Regardless of whether the Legislature amends SB 8 or lets it run on its own, the statute is not going away. We think it’s more than likely that the demise of Roe will actually unleash lawsuits pursuant to SB 8 because the minimum threshold, which does create some fact issues, will be eliminated. Particularly as more businesses, nonprofit groups, and individual citizens provide assistance to employees to obtain abortions and, if necessary, to travel to get them, we will not doubt see a panoply of punitive responses, of which SB 8 will play a prominent part. In any event, courts in other states at some point in the near future will likely be confronted with what to do when their own citizens are sued in Texas by a Texas resident under a Texas statute. Closer to home, it’s only a matter of time—and probably not very much time—until SCOTX gets an appropriate case in the right procedural posture that it has to make a decision about.

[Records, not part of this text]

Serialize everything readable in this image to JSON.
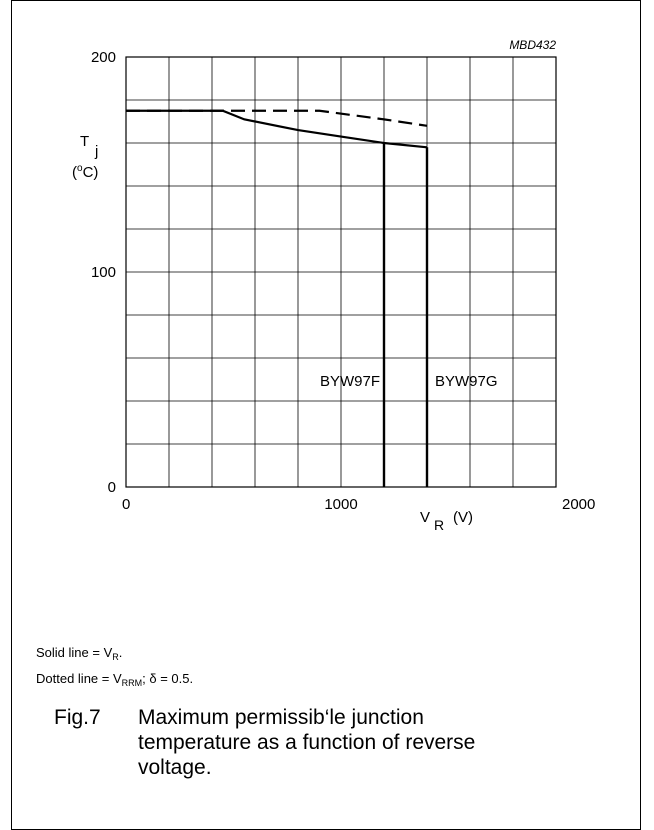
{
  "chart_data": {
    "type": "line",
    "figure_code": "MBD432",
    "xlabel_symbol": "V",
    "xlabel_sub": "R",
    "xlabel_unit": "(V)",
    "ylabel_symbol": "T",
    "ylabel_sub": "j",
    "ylabel_unit_open": "(",
    "ylabel_unit_sup": "o",
    "ylabel_unit_close": "C)",
    "xlim": [
      0,
      2000
    ],
    "ylim": [
      0,
      200
    ],
    "x_ticks": [
      0,
      1000,
      2000
    ],
    "y_ticks": [
      0,
      100,
      200
    ],
    "x_tick_labels": [
      "0",
      "1000",
      "2000"
    ],
    "y_tick_labels": [
      "0",
      "100",
      "200"
    ],
    "grid": true,
    "grid_x_step": 200,
    "grid_y_step": 20,
    "series": [
      {
        "style": "solid",
        "x": [
          0,
          450,
          550,
          800,
          1000,
          1200,
          1400
        ],
        "y": [
          175,
          175,
          171,
          166,
          163,
          160,
          158
        ]
      },
      {
        "style": "dashed",
        "x": [
          0,
          900,
          1200,
          1400
        ],
        "y": [
          175,
          175,
          171,
          168
        ]
      }
    ],
    "verticals": [
      {
        "x": 1200,
        "y_top": 160,
        "label": "BYW97F"
      },
      {
        "x": 1400,
        "y_top": 158,
        "label": "BYW97G"
      }
    ]
  },
  "notes": {
    "solid_prefix": "Solid line = V",
    "solid_sub": "R",
    "solid_suffix": ".",
    "dotted_prefix": "Dotted line = V",
    "dotted_sub": "RRM",
    "dotted_suffix": "; δ = 0.5."
  },
  "caption": {
    "number": "Fig.7",
    "text": "Maximum permissib‘le junction temperature as a function of reverse voltage."
  }
}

If you’re a Texas business, especially one with a multi-state or multi-national presence, SB 8 has to give your legal counsel a bad case of heartburn. How in the world is it possible to navigate the bitter and vicious political discourse and policymaking around this issue? With SB 8 on the table, the day may have dawned when businesses can no longer quietly do their own thing while the divisive public debate over abortion rages outside the window. If the existence of Roe v. Wade could ignite the kind of passionate—and sometimes violent—politics we have seen on abortion, imagine what overturning the case will do. Word to the wise: we are in no way saying that the case should or should not be overturned. That’s a constitutional issue to be resolved by SCOTUS, and we express absolutely no opinion on it. But we are in the business of promoting public policy around the judiciary and civil justice system that makes Texas an attractive and jurisprudentially stable place to do business. Letting people use that system to sue business willy-nilly and without concrete injury is not conducive to those objectives. That’s what SB 8 does now and will likely do after Roe, whether we like it or not.